El aventurero bajó la cabeza y anudó sus paseos, hasta que transcurridos algunos segundos se detuvo y dijo:

—Está bien, ya que Vds. lo exigen, obraremos de común acuerdo; van Vds. a ayudarme en mi empresa, y espero que triunfaremos.

—¿V. lo espera? pues yo estoy convencido de ello, profirió el conde.

—Entonces partamos, repuso Domingo levantándose.

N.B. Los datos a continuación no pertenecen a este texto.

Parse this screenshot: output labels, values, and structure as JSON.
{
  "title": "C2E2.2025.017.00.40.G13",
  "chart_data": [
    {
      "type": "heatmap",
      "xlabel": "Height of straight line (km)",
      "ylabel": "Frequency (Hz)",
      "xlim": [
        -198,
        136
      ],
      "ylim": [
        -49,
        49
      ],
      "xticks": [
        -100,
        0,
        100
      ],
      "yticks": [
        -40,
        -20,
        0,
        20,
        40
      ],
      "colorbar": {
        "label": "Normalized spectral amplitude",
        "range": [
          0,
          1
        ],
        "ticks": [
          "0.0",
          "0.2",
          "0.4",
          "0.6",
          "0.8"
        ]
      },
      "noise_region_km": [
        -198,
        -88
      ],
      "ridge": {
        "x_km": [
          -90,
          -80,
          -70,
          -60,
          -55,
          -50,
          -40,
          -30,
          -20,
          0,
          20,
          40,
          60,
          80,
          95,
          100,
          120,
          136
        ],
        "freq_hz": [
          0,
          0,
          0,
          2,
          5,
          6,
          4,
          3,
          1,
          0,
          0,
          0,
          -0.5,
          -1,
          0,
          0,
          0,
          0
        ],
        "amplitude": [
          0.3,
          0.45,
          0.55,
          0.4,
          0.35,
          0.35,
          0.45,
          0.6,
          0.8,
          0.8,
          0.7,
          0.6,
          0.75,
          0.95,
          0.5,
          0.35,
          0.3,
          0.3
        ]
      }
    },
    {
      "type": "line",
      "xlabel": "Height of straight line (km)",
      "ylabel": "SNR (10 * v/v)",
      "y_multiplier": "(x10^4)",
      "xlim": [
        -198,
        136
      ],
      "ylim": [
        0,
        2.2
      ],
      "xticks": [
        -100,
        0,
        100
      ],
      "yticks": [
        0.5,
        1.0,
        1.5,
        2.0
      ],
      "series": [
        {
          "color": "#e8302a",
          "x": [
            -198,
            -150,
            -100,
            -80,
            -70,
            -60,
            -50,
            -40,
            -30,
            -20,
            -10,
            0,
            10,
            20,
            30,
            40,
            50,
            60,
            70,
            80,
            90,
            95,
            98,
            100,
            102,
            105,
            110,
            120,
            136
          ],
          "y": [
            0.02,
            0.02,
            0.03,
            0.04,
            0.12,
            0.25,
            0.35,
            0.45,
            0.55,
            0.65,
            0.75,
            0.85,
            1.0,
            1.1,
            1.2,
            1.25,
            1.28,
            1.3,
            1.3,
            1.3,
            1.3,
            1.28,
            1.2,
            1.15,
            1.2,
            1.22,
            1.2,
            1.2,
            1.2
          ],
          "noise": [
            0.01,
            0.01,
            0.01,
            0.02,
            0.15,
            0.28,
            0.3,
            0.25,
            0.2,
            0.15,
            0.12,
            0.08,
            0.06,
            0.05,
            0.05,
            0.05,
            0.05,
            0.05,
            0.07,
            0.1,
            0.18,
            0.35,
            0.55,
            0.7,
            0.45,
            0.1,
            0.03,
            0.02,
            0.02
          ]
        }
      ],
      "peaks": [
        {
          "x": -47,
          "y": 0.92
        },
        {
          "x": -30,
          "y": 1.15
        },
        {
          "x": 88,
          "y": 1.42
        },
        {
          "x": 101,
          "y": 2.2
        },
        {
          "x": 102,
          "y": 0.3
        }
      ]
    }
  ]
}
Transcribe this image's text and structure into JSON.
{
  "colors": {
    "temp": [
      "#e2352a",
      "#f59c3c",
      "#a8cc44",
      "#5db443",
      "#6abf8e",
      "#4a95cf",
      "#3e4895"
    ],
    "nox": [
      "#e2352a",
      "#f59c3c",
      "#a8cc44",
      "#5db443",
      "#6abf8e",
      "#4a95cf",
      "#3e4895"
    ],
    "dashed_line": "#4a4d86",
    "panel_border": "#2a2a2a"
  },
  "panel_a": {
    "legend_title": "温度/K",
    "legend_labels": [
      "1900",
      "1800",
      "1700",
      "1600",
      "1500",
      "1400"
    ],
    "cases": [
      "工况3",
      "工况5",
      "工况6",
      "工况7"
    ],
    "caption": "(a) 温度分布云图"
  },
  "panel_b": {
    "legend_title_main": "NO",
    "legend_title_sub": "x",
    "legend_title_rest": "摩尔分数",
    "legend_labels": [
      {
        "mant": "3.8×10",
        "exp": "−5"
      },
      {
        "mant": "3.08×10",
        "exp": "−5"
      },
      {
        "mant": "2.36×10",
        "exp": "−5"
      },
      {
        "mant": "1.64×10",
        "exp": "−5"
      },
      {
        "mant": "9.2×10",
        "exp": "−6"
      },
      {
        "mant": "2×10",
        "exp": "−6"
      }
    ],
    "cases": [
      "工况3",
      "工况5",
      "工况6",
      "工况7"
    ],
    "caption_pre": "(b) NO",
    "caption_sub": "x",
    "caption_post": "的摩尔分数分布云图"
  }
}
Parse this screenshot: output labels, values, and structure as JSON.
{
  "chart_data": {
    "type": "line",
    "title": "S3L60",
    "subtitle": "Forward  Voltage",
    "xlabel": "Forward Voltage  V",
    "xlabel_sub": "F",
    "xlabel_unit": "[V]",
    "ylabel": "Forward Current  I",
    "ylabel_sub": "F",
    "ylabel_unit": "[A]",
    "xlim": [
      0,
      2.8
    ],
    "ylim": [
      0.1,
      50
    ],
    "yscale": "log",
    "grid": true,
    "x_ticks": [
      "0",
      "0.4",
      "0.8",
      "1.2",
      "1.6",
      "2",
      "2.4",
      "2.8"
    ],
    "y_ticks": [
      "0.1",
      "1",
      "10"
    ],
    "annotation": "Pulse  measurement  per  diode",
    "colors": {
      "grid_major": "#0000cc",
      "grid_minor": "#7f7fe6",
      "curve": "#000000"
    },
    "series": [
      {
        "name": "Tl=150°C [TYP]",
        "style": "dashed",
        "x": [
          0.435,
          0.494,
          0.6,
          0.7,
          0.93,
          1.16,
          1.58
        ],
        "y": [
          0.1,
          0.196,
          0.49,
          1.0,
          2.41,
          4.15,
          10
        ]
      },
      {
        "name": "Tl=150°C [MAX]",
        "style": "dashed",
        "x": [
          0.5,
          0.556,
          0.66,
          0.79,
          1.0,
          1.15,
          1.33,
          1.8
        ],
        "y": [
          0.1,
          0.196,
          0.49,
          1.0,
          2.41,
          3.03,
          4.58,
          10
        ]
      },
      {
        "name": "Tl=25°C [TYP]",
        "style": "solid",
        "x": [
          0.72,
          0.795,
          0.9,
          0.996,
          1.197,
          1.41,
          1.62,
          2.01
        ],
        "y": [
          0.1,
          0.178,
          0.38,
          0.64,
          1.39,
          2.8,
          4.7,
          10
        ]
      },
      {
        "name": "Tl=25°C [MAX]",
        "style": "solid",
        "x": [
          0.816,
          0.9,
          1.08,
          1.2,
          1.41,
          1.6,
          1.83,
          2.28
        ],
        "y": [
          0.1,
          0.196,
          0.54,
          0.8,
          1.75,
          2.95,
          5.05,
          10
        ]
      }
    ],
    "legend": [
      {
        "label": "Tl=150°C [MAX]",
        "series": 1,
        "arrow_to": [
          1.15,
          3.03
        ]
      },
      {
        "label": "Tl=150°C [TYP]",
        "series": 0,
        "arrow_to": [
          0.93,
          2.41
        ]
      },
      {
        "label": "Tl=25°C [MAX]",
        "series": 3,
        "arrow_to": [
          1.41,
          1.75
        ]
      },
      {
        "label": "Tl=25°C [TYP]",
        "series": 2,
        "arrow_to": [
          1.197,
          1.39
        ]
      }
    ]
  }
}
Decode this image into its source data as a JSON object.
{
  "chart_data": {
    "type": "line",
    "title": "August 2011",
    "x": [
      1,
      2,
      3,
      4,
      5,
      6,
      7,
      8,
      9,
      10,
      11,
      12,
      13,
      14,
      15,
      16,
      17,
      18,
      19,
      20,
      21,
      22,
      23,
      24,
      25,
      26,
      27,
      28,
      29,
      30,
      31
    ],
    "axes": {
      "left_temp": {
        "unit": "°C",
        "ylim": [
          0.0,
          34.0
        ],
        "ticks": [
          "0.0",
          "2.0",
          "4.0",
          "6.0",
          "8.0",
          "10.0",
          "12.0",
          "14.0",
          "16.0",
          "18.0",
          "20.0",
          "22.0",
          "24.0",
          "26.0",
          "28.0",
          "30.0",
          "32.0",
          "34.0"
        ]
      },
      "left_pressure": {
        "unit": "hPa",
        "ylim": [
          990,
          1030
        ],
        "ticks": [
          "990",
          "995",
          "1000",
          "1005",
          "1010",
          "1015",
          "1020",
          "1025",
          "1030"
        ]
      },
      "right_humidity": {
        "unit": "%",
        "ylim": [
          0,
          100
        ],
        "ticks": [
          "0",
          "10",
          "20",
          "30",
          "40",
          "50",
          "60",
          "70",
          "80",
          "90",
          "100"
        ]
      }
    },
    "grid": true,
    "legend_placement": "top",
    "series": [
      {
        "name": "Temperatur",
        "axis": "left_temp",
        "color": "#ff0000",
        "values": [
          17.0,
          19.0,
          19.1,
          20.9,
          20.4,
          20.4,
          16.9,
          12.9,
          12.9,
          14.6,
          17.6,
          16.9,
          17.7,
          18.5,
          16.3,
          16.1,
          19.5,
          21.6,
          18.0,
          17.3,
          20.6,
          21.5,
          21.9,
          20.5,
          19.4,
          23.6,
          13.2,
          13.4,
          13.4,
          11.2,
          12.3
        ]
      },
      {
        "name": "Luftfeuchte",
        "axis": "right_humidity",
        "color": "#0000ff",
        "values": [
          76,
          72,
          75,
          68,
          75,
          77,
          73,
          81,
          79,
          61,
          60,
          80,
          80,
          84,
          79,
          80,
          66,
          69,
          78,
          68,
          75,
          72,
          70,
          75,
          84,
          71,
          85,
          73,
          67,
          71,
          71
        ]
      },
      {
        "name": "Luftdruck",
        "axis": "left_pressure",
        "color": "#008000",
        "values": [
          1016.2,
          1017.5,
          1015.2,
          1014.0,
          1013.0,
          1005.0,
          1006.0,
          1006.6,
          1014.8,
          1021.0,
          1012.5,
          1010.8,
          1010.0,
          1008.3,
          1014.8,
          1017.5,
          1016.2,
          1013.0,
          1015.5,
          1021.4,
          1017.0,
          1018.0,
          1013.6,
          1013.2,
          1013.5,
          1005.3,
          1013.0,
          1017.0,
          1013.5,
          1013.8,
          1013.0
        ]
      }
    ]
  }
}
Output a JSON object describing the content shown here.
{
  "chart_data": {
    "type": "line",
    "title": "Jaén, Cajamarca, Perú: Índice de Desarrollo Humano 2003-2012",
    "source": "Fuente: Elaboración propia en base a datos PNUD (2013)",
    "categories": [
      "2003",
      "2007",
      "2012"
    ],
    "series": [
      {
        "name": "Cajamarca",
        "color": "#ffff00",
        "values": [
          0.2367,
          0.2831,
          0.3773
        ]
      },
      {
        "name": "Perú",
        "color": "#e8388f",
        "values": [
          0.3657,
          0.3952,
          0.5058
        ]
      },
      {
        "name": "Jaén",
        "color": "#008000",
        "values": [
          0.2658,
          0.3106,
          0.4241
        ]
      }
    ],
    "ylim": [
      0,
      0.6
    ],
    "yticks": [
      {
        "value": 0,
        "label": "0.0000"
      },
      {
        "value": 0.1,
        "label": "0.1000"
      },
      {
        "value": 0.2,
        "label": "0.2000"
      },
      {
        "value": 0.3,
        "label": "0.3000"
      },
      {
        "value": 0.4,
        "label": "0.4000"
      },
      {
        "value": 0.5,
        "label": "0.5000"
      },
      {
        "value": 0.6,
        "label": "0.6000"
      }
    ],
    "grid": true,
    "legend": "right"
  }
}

—Todavía no, dijo el aventurero, pero el momento se acerca; juro a Vds. que no tendrán que aguardar mucho tiempo. Ahora bebamos otro vaso de vino a nuestra salud, y adiós. ¡Ah! se me olvidaba; por si no pudiese venir yo mismo, sepan ustedes que la consigna es ésta: uno y dos hacen tres. ¿Se acordarán Vds.?

—Perfectamente.

—Adiós.

Cinco minutos después el aventurero estaba fuera de la casa.